その向上を「小中とも、少人数教室や習熟度別に分けたきめ細かい指導などが効果を挙げている」と分析し、「担当室長が、自立心や道徳心、学習への積極性が醸成されている。震災で得た経験が反映されたと話した」と書いていた。
関係者は喜んでいるし、多くの人も喜んでいるのだろうが、この記事を読んで私は素直に喜ぶ気分にならなかったのはどうしてなのだろうか・・・。
どうやら私の中に、かつて読んだ「君の可能性」で斎藤喜博さんが書いていた「テストで能力をきめられてはたまらない」と同様の考えが頭の中に長年巣くっていることによるような気がするのだ。
ましてや、「道徳心や学習意欲が向上した」と言い切っているのには、なんともコトバがない。それは「生活・学習状況調査」から導き出したものらしい。「道徳心の向上」なんてことは想像の域を超えて理解不能だ。私の中では容易に使えるコトバでないからかもしれない。ましてや、「震災で得た経験が反映された」などとなるとますます混乱状態だ。

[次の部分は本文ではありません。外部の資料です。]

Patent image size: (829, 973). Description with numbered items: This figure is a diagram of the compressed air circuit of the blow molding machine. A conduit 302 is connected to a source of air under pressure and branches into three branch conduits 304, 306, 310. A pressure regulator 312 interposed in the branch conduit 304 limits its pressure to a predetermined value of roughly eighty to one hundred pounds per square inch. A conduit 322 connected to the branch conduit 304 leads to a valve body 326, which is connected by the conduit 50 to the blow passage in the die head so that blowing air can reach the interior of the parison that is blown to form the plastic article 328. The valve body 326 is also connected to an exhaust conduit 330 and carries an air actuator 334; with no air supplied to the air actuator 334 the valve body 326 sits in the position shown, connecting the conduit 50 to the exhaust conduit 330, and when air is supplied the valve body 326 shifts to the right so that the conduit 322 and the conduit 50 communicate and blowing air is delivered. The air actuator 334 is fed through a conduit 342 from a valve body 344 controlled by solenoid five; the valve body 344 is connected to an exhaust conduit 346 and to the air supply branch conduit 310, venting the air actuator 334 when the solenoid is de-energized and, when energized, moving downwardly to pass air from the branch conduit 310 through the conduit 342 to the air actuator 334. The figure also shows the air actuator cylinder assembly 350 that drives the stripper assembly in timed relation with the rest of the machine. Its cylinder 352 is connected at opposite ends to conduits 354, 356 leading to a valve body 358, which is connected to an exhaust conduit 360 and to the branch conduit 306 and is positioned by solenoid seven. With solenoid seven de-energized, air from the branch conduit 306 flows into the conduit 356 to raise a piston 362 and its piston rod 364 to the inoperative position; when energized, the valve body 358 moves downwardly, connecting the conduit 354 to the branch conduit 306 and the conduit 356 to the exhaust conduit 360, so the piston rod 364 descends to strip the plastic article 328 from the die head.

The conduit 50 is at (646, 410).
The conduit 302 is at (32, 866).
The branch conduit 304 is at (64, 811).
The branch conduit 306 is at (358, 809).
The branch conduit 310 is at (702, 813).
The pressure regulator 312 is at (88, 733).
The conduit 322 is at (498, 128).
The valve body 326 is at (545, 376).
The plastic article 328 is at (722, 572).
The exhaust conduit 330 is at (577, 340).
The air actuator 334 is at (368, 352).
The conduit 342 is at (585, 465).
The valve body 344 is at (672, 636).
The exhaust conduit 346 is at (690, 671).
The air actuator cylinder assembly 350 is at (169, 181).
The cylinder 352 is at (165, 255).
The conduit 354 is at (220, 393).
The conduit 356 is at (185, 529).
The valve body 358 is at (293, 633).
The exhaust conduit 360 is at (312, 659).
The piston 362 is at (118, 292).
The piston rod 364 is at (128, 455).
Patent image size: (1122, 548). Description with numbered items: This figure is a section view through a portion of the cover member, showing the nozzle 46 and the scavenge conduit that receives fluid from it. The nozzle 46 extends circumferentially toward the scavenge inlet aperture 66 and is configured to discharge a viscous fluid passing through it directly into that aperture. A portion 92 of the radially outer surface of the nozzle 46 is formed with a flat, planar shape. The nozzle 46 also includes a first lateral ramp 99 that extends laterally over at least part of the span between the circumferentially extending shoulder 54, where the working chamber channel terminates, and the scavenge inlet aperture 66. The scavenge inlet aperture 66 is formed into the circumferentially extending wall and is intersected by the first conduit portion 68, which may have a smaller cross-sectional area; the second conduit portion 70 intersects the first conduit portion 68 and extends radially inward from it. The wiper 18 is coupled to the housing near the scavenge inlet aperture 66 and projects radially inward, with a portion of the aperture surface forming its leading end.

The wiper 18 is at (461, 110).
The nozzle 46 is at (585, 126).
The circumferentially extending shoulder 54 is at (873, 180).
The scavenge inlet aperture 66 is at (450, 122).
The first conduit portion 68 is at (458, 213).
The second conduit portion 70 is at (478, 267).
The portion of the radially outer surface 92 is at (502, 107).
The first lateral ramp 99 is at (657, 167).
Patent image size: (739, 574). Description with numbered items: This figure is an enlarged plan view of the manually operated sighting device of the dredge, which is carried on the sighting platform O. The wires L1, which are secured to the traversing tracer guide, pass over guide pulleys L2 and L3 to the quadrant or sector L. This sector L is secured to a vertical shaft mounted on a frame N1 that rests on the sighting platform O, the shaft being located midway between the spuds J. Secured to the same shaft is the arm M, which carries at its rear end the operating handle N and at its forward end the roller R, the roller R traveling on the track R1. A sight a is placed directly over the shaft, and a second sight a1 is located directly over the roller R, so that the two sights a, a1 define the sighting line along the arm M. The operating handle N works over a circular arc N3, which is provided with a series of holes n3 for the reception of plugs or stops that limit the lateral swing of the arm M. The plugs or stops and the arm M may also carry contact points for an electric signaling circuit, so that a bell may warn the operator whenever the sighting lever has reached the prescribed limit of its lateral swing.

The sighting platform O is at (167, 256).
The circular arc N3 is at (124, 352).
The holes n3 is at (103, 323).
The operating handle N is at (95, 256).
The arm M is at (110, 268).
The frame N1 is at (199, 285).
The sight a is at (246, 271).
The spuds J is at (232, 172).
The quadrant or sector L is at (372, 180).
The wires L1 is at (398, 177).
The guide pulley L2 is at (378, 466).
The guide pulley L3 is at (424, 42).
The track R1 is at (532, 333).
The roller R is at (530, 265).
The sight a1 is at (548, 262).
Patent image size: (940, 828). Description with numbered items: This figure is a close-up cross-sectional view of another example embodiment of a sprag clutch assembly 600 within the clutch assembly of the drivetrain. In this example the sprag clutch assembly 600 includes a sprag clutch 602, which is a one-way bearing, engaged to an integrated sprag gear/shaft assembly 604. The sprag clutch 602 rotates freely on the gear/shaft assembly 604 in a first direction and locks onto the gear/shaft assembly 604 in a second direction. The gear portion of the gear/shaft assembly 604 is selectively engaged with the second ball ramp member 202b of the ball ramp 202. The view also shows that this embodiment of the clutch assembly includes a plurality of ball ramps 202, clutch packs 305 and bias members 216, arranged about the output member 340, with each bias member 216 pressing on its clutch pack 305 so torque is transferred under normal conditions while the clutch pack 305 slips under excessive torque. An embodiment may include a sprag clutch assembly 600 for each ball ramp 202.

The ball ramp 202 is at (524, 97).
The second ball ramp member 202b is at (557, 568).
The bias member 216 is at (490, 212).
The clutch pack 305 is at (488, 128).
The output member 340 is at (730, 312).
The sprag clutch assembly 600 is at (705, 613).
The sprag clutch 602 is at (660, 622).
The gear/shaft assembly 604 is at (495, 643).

「少人数教室や習熟度別指導」も成果の理由にあげられている。こういうところだけが強調されると、「学校って何だろう」「学校教育の目指すものってなんだろう」との疑問がますますふくらんでくる。 この結果発表をただ喜んで終わりにすることなく、これを機に教育の根の部分をみんなでじっくり考え合いたいと強く思う。